The hospitality industry seems unfazed by the central government’s advisory on the service charge levied by restaurants, with many chains likely to increase prices to compensate for any potential loss of margins.
The National Restaurants Association of India (NRAI), an industry lobby group, has even objected to the decision and maintained that restaurant owners can continue levying charges.
“There is a Supreme Court ruling that allows restaurants to levy service charges. So those restaurants who are charging can continue to do so,” Riyaaz Amlani, president, NRAI, told News Corp VCCircle.
Amlani, who is also CEO of Impresario Entertainment & Hospitality that runs restaurant chains Social and Smoke House Deli, said the move won’t affect his company’s margins and the chains will continue to levy 10% service charge.
Industry observers say restaurant operators’ unease with the government move can mainly be attributed to three reasons.
First, many restaurant owners didn’t distribute the money collected through service charges to employees.
“They (restaurant owners) keep it with themselves to increase their personal profit. Even if they do (pass it on to employees), they claim it as part of employee incentives,” said Tarun Khanna, partner at private equity firm CX Partners.
Therefore, removing service charge from bills would mean a dent in the pockets of owners.
Second, restaurant owners also prune prices of some food items and compensate it through additional charges. “It’s usually 10% and is above the food bill. If restaurants increase prices to include this, people might think it’s beyond their budget,” Khanna said.
Third, food service providers often levy discriminatory charges, which may range between 20% and 30%, to minimise their tax outgo. “They apparently show the bills in such a way that they need to pay less tax,” said Khanna. He warned that if the advisory becomes mandatory, restaurant operators may hike prices to maintain profitability.
However, restaurants may not want to take such risk because the ban on high-value notes by the Centre in November has hit discretionary spending and the situation is unlikely to improve until the cash crunch eases.

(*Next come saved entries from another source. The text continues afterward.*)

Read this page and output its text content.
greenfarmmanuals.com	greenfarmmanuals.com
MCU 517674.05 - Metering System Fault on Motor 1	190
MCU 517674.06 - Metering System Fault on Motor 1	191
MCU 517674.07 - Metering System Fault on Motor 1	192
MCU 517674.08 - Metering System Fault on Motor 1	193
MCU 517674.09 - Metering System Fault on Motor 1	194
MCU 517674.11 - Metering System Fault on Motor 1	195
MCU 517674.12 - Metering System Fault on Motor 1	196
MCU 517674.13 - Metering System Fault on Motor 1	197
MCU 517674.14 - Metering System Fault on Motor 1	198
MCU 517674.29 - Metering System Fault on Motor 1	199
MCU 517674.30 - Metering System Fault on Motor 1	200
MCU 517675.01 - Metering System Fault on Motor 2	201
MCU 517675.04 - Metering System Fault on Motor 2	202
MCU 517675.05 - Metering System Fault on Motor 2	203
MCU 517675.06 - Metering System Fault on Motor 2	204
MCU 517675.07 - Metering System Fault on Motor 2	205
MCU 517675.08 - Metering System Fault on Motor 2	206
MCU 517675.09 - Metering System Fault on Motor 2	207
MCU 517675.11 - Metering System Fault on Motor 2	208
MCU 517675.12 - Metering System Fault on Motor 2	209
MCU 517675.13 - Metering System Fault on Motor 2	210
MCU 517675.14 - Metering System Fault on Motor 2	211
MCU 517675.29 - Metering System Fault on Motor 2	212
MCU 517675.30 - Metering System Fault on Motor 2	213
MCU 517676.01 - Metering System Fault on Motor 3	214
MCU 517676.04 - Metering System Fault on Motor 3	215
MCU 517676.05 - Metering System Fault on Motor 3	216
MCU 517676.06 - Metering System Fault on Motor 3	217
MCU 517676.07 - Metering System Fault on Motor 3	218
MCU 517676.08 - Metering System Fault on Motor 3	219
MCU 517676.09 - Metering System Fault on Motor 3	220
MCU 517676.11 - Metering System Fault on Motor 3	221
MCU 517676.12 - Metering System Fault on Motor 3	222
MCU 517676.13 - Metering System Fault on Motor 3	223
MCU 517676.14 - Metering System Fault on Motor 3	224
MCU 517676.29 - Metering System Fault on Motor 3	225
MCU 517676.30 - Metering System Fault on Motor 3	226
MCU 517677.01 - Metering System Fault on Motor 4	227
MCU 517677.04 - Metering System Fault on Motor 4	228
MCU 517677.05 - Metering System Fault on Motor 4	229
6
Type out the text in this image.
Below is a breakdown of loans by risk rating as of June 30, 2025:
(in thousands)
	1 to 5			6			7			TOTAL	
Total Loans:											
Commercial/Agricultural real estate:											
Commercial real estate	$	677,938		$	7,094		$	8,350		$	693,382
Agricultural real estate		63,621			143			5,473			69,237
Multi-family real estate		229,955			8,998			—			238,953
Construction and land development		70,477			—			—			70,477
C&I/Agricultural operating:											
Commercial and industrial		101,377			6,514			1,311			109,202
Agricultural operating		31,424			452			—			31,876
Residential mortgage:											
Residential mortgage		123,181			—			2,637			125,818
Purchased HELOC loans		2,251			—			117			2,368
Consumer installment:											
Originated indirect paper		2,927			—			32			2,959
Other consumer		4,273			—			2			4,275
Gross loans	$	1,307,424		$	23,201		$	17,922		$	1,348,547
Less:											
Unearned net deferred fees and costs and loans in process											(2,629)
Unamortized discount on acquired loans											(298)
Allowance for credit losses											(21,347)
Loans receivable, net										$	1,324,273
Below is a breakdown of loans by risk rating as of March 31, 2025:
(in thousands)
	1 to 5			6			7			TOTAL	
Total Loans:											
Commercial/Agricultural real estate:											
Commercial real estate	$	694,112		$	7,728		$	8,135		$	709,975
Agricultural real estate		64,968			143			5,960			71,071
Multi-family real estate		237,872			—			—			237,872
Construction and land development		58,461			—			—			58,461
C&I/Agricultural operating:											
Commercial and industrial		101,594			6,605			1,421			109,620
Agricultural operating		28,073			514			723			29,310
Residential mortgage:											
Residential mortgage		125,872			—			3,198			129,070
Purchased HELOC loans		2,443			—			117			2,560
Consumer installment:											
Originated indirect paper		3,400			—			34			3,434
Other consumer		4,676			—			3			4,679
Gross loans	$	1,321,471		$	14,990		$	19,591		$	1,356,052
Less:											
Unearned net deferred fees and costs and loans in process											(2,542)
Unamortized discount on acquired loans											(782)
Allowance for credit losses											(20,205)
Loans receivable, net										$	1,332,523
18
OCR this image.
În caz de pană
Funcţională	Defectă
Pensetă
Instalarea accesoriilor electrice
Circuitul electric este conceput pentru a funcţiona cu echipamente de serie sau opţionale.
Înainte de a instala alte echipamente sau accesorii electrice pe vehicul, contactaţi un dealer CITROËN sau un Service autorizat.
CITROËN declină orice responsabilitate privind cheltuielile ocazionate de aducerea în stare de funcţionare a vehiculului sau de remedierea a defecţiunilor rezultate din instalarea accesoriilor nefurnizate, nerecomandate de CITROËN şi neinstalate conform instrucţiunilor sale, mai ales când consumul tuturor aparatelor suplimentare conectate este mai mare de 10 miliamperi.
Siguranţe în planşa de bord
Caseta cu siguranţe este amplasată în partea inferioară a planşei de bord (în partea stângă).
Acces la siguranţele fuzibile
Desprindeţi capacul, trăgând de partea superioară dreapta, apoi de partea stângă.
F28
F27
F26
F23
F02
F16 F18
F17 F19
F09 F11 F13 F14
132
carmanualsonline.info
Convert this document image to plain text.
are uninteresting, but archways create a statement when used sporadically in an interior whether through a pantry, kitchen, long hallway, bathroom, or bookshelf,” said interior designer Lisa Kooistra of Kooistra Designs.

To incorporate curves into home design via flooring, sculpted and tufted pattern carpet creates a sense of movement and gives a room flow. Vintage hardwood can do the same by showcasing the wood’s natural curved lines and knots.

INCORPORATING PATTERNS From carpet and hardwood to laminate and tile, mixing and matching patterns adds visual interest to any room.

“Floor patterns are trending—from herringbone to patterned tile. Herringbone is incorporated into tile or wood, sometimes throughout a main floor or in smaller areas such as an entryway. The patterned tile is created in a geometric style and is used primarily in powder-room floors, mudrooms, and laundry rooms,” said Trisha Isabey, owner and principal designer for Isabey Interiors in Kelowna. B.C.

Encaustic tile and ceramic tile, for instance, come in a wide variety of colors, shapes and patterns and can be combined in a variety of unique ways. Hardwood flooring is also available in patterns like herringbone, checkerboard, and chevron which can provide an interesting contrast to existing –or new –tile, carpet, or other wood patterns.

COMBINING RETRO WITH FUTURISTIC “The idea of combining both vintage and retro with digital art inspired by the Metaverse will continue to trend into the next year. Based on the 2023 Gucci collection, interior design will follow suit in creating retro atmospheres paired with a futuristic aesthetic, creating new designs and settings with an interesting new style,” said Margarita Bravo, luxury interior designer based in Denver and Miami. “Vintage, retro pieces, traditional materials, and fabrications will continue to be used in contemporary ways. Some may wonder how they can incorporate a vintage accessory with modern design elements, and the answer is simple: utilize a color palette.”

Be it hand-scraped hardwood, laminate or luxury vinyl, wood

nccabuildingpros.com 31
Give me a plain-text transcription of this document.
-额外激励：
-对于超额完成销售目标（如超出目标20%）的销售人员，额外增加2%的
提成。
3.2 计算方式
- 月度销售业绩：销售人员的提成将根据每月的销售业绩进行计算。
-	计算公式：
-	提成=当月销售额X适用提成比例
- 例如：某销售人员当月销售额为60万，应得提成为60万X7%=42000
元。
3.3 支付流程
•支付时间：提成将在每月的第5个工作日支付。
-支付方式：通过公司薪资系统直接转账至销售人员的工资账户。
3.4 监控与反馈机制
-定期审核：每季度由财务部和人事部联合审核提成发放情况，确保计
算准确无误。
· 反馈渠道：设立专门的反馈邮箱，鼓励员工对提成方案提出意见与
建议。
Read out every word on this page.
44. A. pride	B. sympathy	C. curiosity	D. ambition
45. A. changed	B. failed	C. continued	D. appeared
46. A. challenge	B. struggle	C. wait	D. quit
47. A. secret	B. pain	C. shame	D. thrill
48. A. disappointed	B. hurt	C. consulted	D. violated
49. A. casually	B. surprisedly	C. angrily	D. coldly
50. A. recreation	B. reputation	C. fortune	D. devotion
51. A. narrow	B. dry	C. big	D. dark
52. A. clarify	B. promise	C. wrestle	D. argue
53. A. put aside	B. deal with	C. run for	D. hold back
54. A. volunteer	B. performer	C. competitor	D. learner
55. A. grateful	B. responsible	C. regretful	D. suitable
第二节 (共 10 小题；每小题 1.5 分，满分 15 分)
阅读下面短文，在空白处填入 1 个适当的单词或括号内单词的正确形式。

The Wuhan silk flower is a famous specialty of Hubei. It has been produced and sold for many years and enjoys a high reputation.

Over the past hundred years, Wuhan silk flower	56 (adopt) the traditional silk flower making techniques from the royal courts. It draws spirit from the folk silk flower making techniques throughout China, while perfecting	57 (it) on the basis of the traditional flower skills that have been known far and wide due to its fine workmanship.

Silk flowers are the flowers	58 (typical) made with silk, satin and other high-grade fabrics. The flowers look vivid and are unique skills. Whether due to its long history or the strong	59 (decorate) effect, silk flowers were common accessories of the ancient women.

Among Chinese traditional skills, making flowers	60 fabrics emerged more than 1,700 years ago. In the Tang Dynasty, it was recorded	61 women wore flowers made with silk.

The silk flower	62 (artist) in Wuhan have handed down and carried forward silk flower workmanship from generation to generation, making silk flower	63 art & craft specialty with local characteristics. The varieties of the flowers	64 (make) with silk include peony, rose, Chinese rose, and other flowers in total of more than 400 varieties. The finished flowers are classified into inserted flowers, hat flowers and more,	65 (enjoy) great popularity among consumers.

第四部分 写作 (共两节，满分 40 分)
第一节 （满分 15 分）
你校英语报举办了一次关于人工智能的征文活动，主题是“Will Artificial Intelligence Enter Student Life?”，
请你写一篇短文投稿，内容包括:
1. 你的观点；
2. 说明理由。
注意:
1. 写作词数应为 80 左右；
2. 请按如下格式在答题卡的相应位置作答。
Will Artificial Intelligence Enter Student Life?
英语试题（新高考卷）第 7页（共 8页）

Several dining chains are already going slow on expansion after a decline in discretionary spending over the past couple of years put pressure on same-store sales and margins, pulling some of them into the red and prompting many to close loss-making outlets.
However, the move to remove service charge will have little impact on quick-service restaurant (QSR) chains.
“The move affects fine-dining more than QSR, where anyway the incidence of service charges are low,” said Abhishek Sharman, founder and managing director, Carpediem Capital Partners.
Khanna seconds this view, saying the worst-affected would be five-star hotel chains and fine-dining brands, which add a big amount to the bills of clients.
Sharman also pointed out that the move may standardise the quality of services provided to clients in terms of food, cleanliness and hospitality. “The advisory may help differentiate good service versus bad, though it may impact restaurant sales at the margin,” he added.